Father, son, and the country bomb
Even boys with loving parents have developed violent behaviour. Take the case of a boy in the capital city who was handed over to the 'Kaval' project by the Juvenile Justice Board. The charge: He came with a country bomb to his 11th standard class to teach his classmates a lesson. The boy, who had serious anger issues, had a father who was short of height and very submissive.
On enquiry it was found that the boy's violent behaviour started with his school friends making fun of his father's short stature. “In a way, he was defending his very submissive father, a daily wager. He loved his father a lot,” said Firoz who works for the NGO, The BluePoint Org, that takes care of 93 children in the capital. The boy, a plus two student, was caught for handling a bomb even when he was part of the Kaval project. He had hurled a country bomb at his friends who were playing volley ball. Reason: one of them had made fun of his father.
The boy, who once thought getting a job as a petrol pump worker was the ultimate, now dreams of being a sub inspector. “He has the physique for it, and we encourage him to dream big,” Firoz said. The family was also asked to shift to another district after the police told Kaval authorities that there were gangs in the capital city waiting to use the boy for their criminal designs. “Most of these boys are in awe of cigarette-and pot-smoking youth in their area who indulge in goonda activities. They want to be close to them and are willing to do anything to earn their favour,” said Dr Kavitha. Kaval authorities found the family a new home, and also a job for both the parents.
The drunkard and the pickpocket
On the other side of the spectrum is parental negligence. Take for instance a boy who is part of Kaval's Pathanamthitta project. He was born in Delhi and his mother was a nurse in a top hospital in the capital. His father, an alcoholic, left his mother right after he was born. By the time he was 12, his mother died of cancer. The boy then had to shift to Kerala and live with his father. By then the father had stopped working and spend almost the whole time drinking. The father did not even acknowledge the existence of his son that he left the boy hungry most days.
One day when the father was knocked unconscious by liquor, he picked some money from his father's pocket. When he found that the father had not noticed the theft, he made this a habit. Soon, he started picking the pockets of drunk men lying abandoned out in the streets. He knew where to find them.
He was still going to school, and worked in a 'thattukada' in the night. “He also started taking food home to his father,” said Ginu, who works for the NGO Foundation for Development Action. FDA is in charge of 50 children under the Kaval project. He bought a bike when he was in his 12th standard. Soon, the police caught up with him and started to foist all thefts in the area upon him.
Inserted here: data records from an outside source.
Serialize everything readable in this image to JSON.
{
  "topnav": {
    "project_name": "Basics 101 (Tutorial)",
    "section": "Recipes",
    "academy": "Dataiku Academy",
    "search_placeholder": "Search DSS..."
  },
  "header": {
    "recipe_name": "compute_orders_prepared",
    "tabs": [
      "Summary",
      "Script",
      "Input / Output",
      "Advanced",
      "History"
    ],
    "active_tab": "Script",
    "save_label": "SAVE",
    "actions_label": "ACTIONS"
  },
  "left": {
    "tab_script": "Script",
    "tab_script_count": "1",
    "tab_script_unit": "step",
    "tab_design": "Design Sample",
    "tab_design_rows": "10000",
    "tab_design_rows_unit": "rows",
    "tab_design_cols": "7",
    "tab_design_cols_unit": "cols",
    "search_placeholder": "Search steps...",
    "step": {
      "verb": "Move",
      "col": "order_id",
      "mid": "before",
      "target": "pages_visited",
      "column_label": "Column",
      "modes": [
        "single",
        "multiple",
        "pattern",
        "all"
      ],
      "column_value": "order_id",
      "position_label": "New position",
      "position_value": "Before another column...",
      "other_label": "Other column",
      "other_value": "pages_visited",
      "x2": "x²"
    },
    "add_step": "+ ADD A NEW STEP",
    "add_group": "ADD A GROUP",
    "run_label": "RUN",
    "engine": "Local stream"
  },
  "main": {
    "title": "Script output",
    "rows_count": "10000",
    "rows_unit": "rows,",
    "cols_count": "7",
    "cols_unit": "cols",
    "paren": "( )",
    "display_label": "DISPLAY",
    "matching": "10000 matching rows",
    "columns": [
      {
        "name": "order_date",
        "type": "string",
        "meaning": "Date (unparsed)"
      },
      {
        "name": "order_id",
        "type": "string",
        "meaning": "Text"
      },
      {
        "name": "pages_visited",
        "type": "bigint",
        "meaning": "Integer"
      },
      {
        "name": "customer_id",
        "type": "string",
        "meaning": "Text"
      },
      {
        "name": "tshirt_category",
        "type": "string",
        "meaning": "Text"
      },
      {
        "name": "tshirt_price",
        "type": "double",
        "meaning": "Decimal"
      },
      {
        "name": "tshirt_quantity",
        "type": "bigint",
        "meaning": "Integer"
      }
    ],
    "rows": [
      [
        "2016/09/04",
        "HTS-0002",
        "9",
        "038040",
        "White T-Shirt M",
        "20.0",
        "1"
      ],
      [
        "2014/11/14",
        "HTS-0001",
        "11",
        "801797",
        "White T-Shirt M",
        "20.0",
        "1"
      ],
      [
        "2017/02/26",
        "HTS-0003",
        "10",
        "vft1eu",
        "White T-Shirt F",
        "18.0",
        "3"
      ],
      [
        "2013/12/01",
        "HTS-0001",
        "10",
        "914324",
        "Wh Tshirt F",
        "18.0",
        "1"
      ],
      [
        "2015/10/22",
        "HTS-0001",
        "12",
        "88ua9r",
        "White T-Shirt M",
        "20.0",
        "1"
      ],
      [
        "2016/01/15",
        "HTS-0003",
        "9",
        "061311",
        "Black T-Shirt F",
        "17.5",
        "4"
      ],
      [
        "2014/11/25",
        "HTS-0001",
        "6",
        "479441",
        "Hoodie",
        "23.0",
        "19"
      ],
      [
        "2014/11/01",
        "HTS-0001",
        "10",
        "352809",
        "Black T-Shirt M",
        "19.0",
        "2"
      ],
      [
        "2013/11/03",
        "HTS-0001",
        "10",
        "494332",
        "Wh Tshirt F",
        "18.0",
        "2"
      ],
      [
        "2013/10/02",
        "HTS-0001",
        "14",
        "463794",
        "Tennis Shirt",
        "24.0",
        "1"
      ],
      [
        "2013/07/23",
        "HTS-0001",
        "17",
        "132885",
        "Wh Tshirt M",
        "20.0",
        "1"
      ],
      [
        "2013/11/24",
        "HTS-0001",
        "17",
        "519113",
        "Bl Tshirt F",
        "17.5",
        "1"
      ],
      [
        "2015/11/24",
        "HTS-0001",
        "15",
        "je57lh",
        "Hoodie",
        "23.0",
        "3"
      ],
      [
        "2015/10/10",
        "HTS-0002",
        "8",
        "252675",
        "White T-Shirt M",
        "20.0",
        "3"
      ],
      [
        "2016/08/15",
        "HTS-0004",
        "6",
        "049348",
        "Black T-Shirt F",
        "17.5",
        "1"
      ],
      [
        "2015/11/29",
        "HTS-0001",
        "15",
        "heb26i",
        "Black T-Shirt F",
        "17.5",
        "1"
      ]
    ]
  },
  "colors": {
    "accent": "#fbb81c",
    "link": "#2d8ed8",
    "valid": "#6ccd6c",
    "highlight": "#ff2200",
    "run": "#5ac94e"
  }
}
“In a way it was easy to bring him back because he did not have any behavioural issues. His problem was lack of a support system. We invested more time in his father than him, and now it seems the man is coming around. The boy is also isolated by the community around him. They still call him 'kallan'. We have to fix that too,” Ginu said. The boy is now doing a hotel management course in Ernakulam.
The solution differs with each child. “If one has parental issues, another could suffer from isolation by peers, yet others from learning difficulties. So the response strategy will be different for each child, and will be detailed in the ‘individual child care plan’ for each child,” Subair said.